The quest to understand consciousness is rife with speculation, historical bias, and confusion, but more recently there have been substantial efforts to bring quantitative order to understanding the relationship of consciousness to information.
We propose that further insight may be gained by examining consciousness as a software layer that handles the results of big data optimization: correlation extraction, compression, and filtering. Brains continually receive a huge amount of sensory data, originating in the external world and from the host organism’s internal functions. To remain viable and to participate in the larger landscape of Darwinian selection, an extant organism will necessarily make the best use of it capabilities. That should include efficient data processing and real-time decision-making, as well as projection and longer-term interpretation.
A reasonable hypothesis is therefore that an experience of self, and consciousness, is simply the distillation of information for decision-making. If I ‘feel sad’, that condition is the real-time outcome of the flow of data evaluation taking place in the brain. That experience may or may not meet a threshold for action or trigger decisions on actionable items.
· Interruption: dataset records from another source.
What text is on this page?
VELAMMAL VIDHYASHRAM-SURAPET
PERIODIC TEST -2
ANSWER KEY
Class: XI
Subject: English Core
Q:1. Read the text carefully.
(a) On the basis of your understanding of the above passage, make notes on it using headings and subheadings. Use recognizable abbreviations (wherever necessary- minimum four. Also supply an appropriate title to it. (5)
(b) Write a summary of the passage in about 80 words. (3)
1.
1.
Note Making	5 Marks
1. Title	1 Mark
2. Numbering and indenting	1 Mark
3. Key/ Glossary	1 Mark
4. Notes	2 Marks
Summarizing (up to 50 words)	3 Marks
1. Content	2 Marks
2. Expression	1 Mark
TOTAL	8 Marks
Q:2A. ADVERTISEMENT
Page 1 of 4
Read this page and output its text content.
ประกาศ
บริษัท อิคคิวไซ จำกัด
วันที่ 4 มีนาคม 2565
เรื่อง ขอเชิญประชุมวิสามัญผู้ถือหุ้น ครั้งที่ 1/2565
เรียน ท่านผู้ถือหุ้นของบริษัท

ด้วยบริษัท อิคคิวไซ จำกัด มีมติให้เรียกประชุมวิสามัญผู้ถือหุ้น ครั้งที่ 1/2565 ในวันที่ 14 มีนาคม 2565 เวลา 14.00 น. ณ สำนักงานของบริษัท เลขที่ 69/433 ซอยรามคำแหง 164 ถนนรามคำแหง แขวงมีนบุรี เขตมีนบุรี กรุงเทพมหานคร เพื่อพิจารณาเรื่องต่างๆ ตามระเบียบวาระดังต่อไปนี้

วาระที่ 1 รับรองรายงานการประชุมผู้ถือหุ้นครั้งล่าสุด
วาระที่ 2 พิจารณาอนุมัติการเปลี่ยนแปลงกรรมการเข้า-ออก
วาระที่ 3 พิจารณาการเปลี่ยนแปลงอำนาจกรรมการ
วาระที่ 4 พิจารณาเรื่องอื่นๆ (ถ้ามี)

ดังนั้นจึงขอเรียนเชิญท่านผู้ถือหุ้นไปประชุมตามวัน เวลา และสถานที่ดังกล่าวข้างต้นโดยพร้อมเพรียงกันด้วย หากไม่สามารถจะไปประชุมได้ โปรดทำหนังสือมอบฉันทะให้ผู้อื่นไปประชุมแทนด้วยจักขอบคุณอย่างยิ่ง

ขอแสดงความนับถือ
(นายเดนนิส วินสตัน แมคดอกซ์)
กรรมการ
Similarly, if I am aware of my ‘self’ that is an evaluation state, a weighing of data and probabilities impacting the organism – it’s efficient, perhaps optimal in its simplicity.
The mystery is where and how does this take place in biological brains? Perhaps we can gain insight by examining optimization and feedback processes across science. Can we use computational science to construct model minds that are further abstractions of neural networks, incorporating sensory input nets and ‘actions’ that influence the external sources of stimulation? By asking what an optimal layer between these two things (the ‘conscious layer’) might look like – perhaps we can find clues to what happens in the real world.